SUAF-by your own words you've described the two pineview fish and the st clair fish as hybrids. Appearance is not the only way to tell them apart. The pores under the jaw is truly the only way. The only fish on there thats not a tiger is the bottom juvenile from WB. How many other muskies have you seen in St. Clair that arent salt & pepper fish- NONE. Except for the riverines in the deep parts of the main river and even they look nothing like that tiger. And I've caught both kinds and pike there. Never a tiger though.


----------



## 1roofmusky

JIM-stick up for yourself!!! You are not a rookie anymore!!! You know what you're looking at!! You've done more musky fishing with me all over the midwest in 3 years than most do in a decade! You've definately caught more than most people!


----------



## ShutUpNFish

NO NO NO.....the two fish that Jim posted are clearly tiger muskie....sorry if I confused anyone. I meant that the first 4 pictures in this post were NOT tigers. Please read the first two sentences of my original post...

I went back and re-read my post and cannot see the confusion here other than maybe the photos.....after looking at all the pictures, I see where the confusion is coming from. The first 4 photos are of two fish. The next 2 photos are 2 different fish (definitely hybrids). I should have stated...that the first 4 PHOTOS were not hybrids, but the last two posted by Jim are hybrids. Give yourself more credit Jim, you know what you're talking about, I know that! 

Again, sorry for the confusion guys....as we all know, its always harder to communicate thoughts through message boards and writing. Just a matter of miscommunication mixed with misunderstanding.

_MORE FACTS BELOW ON IDENTIFYING HYBRIDS:

1. In general, identifying the muskellunge from the hybrid is fairly easy, though it can be more difficult with some individuals. 

2. The tiger muskie is named for the prominent light-colored, branching bars on a dark blue-green background; some of the light-colored pattern continues across the back.
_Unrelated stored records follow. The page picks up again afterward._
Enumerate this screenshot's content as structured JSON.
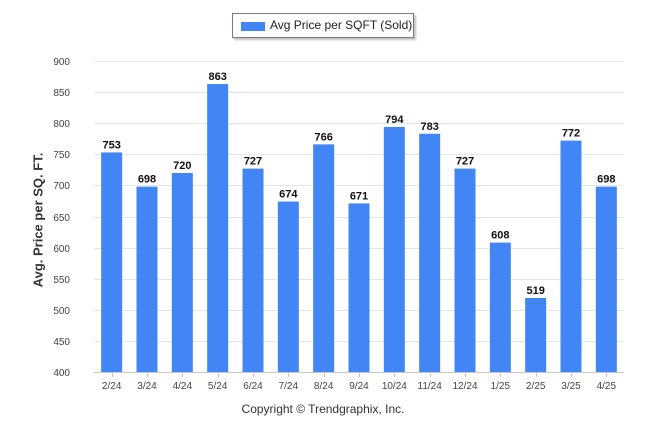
{
  "chart_data": {
    "type": "bar",
    "categories": [
      "2/24",
      "3/24",
      "4/24",
      "5/24",
      "6/24",
      "7/24",
      "8/24",
      "9/24",
      "10/24",
      "11/24",
      "12/24",
      "1/25",
      "2/25",
      "3/25",
      "4/25"
    ],
    "series": [
      {
        "name": "Avg Price per SQFT (Sold)",
        "values": [
          753,
          698,
          720,
          863,
          727,
          674,
          766,
          671,
          794,
          783,
          727,
          608,
          519,
          772,
          698
        ]
      }
    ],
    "ylabel": "Avg. Price per SQ. FT.",
    "xlabel": "",
    "ylim": [
      400,
      900
    ],
    "yticks": [
      400,
      450,
      500,
      550,
      600,
      650,
      700,
      750,
      800,
      850,
      900
    ],
    "grid": true,
    "legend_position": "top-center",
    "bar_color": "#4285f4",
    "data_labels": true
  },
  "footer": {
    "credit": "Copyright © Trendgraphix, Inc."
  }
}
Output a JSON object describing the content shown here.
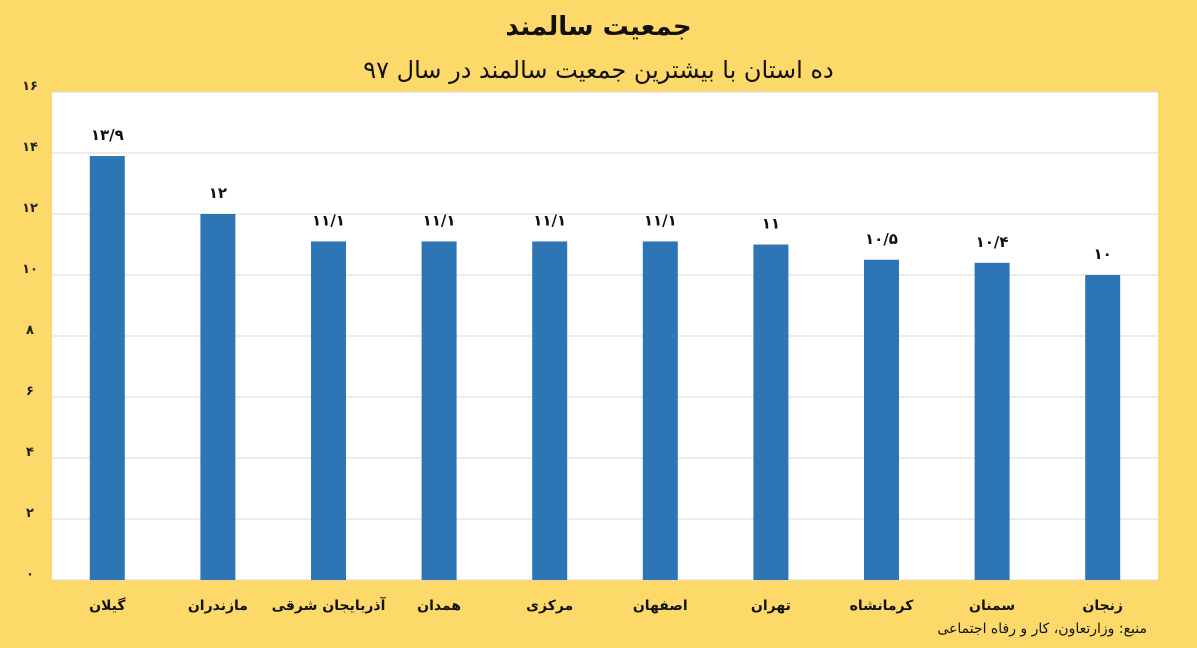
{
  "chart_data": {
    "type": "bar",
    "title": "جمعیت سالمند",
    "subtitle": "ده استان با بیشترین جمعیت سالمند در سال ۹۷",
    "categories": [
      "گیلان",
      "مازندران",
      "آذربایجان شرقی",
      "همدان",
      "مرکزی",
      "اصفهان",
      "تهران",
      "کرمانشاه",
      "سمنان",
      "زنجان"
    ],
    "values": [
      13.9,
      12,
      11.1,
      11.1,
      11.1,
      11.1,
      11,
      10.5,
      10.4,
      10
    ],
    "data_labels": [
      "۱۳/۹",
      "۱۲",
      "۱۱/۱",
      "۱۱/۱",
      "۱۱/۱",
      "۱۱/۱",
      "۱۱",
      "۱۰/۵",
      "۱۰/۴",
      "۱۰"
    ],
    "yticks": [
      0,
      2,
      4,
      6,
      8,
      10,
      12,
      14,
      16
    ],
    "ytick_labels": [
      "۰",
      "۲",
      "۴",
      "۶",
      "۸",
      "۱۰",
      "۱۲",
      "۱۴",
      "۱۶"
    ],
    "ylim": [
      0,
      16
    ],
    "xlabel": "",
    "ylabel": "",
    "grid": true,
    "colors": {
      "bar": "#2E75B6",
      "plot_bg": "#FFFFFF",
      "page_bg": "#FDD969",
      "grid": "#D9D9D9"
    }
  },
  "source": "منبع: وزارتعاون، کار و رفاه اجتماعی"
}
3. Muskellunge, on the other hand, have much less prominent, non-branching, dark bars on an olive to tan background with no pattern across the back.
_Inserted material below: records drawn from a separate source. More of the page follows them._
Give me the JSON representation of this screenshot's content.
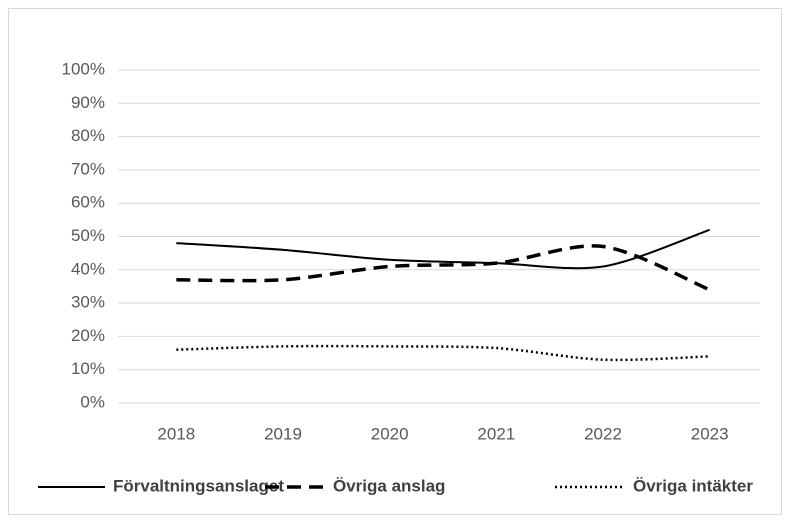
{
  "chart_data": {
    "type": "line",
    "smooth": true,
    "grid": true,
    "legend": "bottom",
    "x": [
      "2018",
      "2019",
      "2020",
      "2021",
      "2022",
      "2023"
    ],
    "series": [
      {
        "name": "Förvaltningsanslaget",
        "color": "#000000",
        "line_style": "solid",
        "values": [
          48,
          46,
          43,
          42,
          41,
          52
        ]
      },
      {
        "name": "Övriga anslag",
        "color": "#000000",
        "line_style": "dashed",
        "values": [
          37,
          37,
          41,
          42,
          47,
          34
        ]
      },
      {
        "name": "Övriga intäkter",
        "color": "#000000",
        "line_style": "dotted",
        "values": [
          16,
          17,
          17,
          16.5,
          13,
          14
        ]
      }
    ],
    "ylim": [
      0,
      100
    ],
    "yticks": [
      {
        "value": 0,
        "label": "0%"
      },
      {
        "value": 10,
        "label": "10%"
      },
      {
        "value": 20,
        "label": "20%"
      },
      {
        "value": 30,
        "label": "30%"
      },
      {
        "value": 40,
        "label": "40%"
      },
      {
        "value": 50,
        "label": "50%"
      },
      {
        "value": 60,
        "label": "60%"
      },
      {
        "value": 70,
        "label": "70%"
      },
      {
        "value": 80,
        "label": "80%"
      },
      {
        "value": 90,
        "label": "90%"
      },
      {
        "value": 100,
        "label": "100%"
      }
    ]
  }
}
4. Chin pores, located on the right and left bottom surface of the lower jaw, will usually number 6 or 7, up to 10, per side on muskellunge.

5. Chin pores on tiger muskie number 5 or 6 per side._


----------



## 1roofmusky

That was a bit confusing, but you're right, this isn't like having a face to face conversation. So it can be a little hard to communicate your point across at times. Thanks for clearing that up. SUAF - Gabe


----------